Inspirational Landscapes for Artists

Updated: Sep 19, 2021


I am now embarking on a new body of work and I want to capture the beauty of Autumn. I am lucky to have woodlands and a nature reserve close to where I live, so one morning I set off armed with my camera. It is really important to me when I visit a potential site that I wish to paint, to rely on my instincts and emotions as I walk. Asking myself questions of, how am I feeling about this space I am occupying right now what can I hear, see and smell.

My family and I have always walked in these woods taking the children for games of hide and seek when they were young then later to just enjoy each other’s company so I know the layout well.


I have never walked through these woods alone, and so this feeling of being alone and isolated was quite an intense feeling.

I set off along our usual path, directly through the middle of the woods and instantly felt uncomfortable, the silence was intense and I could hear my own breathing. I felt totally vulnerable and was considering on turning back on myself getting in my car and driving off. I then noticed the light coming from the edge of the woods, a brighter prospect so I changed my course and headed in the direction of the boundary of the wood.

I immediately felt a lot better and I began to take photographs snapping away quite happy and content.

So my subject matter soon became the view out from the woods, using the trees as a frame to the outside world.

When I arrived back to my studio I began thinking about I had felt during my visit to the woods and remembered a book I had. I have a degree in Landscape Architecture and I used this book along with my studies, Form and fabric in landscape architecture written by Catherine Dee.

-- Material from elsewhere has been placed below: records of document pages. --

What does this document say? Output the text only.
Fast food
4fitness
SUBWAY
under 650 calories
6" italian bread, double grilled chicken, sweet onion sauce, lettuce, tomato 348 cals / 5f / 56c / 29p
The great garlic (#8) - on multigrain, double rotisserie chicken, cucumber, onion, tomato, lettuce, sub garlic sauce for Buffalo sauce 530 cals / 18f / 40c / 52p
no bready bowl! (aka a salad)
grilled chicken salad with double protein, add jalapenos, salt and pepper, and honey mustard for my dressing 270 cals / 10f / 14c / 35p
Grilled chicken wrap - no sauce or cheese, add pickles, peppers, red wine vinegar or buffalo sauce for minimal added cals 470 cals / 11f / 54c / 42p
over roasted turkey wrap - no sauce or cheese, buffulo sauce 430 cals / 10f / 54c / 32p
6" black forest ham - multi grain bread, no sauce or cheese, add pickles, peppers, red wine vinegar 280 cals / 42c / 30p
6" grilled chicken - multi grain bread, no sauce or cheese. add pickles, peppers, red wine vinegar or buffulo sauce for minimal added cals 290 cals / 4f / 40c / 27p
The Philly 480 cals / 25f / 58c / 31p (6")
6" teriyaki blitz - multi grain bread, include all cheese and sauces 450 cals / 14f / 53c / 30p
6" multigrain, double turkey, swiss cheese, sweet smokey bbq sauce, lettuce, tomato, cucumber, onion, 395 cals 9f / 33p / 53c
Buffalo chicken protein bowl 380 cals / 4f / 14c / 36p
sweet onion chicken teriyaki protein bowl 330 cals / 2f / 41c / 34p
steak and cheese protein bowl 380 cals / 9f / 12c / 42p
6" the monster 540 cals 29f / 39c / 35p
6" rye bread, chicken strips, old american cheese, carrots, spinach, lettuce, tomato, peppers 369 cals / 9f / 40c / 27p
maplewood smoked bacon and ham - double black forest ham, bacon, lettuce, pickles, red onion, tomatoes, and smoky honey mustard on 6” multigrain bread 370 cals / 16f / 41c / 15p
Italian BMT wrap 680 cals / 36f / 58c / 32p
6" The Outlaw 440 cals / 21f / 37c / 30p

She discusses the theory by Appleton the Prospect -refuge

In his The Experience of Landscape (1975), Jay Appleton introduces the notion of an aesthetic psychology based upon a primitive survival instinct. He suggests one should consider the possibility of a "natural symbolism" that represents elements crucial to survival in the habitat of living creatures. He argues, following Roston (Appleton, 1990), that humans derive pleasure from particular scenery owing to "instinctual responses traceable to man's early experiences as hunter and hunted, with open plains offering welcome escape routes and strategically placed trees or bushes providing concealment for stalking prey."


In other words to enjoy a landscape we must at first feel safe, this was true in my visit to the woods. when you enter large public spaces, people are far happier sitting around the edges and benches are usually sited along the edge, looking into the area. The feelings I was experiencing were primeval, I wanted to make sure I had a good exist to flee and give myself a controlled view of my surroundings.


I hope to capture this feeling in a new body of work I will now call the edge.